A new study has revealed that people who are suffering from depression are also more likely to experience psychotic-like symptoms. These symptoms including hearing of voices or the belief that other people are planning something against them are less likely to be countered by antidepressants as revealed by the study.

In addition, it also showed that bipolar disorder does not seem to be connected in any ways with treatment resistance in most patients suffering from depression. This finding is a new challenge to that known theory that most of the cases of depressions that are hard to treat are actually unrecognized bipolar disorders.

A study has been conducted in order to assess the connection of bipolar disorder and the results of the treatments among 4,041 patients suffering from depression. The said patients received an antidepressant called citalopram (Celexa) at first and then it was followed by more treatments, depending on the responses of the medicine.

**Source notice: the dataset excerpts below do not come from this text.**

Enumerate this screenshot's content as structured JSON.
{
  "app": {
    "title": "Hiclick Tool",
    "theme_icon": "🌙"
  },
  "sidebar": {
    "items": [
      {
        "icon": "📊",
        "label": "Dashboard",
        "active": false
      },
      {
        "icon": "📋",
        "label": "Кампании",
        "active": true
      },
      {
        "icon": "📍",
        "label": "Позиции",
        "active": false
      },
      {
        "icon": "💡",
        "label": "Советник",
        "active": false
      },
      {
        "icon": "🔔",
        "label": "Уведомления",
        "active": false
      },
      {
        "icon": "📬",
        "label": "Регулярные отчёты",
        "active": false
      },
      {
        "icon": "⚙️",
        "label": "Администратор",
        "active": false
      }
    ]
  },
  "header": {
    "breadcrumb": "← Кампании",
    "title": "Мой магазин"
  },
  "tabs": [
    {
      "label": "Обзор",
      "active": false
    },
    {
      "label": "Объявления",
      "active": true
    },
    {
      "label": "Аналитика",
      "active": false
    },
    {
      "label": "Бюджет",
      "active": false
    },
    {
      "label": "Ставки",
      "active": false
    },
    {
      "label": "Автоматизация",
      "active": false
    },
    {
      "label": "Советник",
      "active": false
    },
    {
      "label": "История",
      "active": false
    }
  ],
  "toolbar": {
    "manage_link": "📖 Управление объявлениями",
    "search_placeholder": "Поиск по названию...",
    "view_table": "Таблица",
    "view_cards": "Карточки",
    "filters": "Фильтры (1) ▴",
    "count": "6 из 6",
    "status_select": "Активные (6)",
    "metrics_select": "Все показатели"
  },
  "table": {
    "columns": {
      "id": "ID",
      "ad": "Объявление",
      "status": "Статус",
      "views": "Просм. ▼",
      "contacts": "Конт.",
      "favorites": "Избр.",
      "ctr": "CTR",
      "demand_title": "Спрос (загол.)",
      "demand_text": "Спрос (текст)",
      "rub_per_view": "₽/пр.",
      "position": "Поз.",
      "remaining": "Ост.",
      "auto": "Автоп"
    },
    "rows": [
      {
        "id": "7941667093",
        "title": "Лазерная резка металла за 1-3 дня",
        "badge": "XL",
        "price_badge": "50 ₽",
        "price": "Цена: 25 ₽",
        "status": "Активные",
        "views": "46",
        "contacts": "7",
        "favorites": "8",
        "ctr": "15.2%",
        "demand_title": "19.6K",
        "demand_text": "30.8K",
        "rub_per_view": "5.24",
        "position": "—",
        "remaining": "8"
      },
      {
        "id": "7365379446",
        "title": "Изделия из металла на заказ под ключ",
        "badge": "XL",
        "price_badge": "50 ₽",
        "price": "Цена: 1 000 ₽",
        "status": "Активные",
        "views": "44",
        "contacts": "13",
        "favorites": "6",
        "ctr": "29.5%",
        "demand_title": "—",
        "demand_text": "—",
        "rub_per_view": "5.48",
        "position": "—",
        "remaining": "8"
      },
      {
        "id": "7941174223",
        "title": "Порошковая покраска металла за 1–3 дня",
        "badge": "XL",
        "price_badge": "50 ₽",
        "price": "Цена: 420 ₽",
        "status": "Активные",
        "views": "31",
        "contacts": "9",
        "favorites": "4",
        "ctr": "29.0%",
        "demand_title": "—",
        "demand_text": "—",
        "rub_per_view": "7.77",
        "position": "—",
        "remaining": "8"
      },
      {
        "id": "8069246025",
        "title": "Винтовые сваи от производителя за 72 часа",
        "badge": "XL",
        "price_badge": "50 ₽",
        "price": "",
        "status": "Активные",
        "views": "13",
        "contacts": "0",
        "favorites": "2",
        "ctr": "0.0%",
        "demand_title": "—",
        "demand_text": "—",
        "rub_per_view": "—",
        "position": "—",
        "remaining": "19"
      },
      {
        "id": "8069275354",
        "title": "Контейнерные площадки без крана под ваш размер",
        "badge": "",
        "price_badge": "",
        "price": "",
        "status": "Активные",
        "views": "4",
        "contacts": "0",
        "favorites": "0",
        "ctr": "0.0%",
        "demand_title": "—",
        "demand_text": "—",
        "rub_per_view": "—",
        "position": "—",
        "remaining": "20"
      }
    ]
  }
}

During the beginning of the study, 30 percent or a total of 1,198 of the patients reported that they had experienced at least one psychotic symptom. The psychotic symptom may be the belief that they had some sort of special ability or powers or were being manipulated or controlled by others. This was experienced in the last six months. The said patients were the once who were not likely to respond to the treatment.

To add to this, a percentage of 38.1 or 1,524 patients attested that they had experienced at least one symptom of bipolarity in the last six months. Out of those symptoms, irritability was the one most associated with poor treatment results.

However, some indications of bipolar disorder, which includes the history of maniac symptoms and family history of the said condition, were not connected to the responses of patients from antidepressant, according to the researchers.

This specific study was made available online last December 6 in the Archives of Psychiatry. Generally speaking, the results of the said study have created doubts on the repeated claim that there are widespread cases of unrecognized bipolar disorder in the clinical practice and specifically in some major treatment-resistant disorders. This was based on the concluding statements of the researchers, led by Dr. Roy H. Perlis of the Massachusetts General Hospital and Harvard Medical School, in a news release from the said journal.

The researchers added that the screening of psychiatric patients from bipolar disorder is still very important. Individual risks must also be considered such as the history of the family, and the age and onset of the disorder.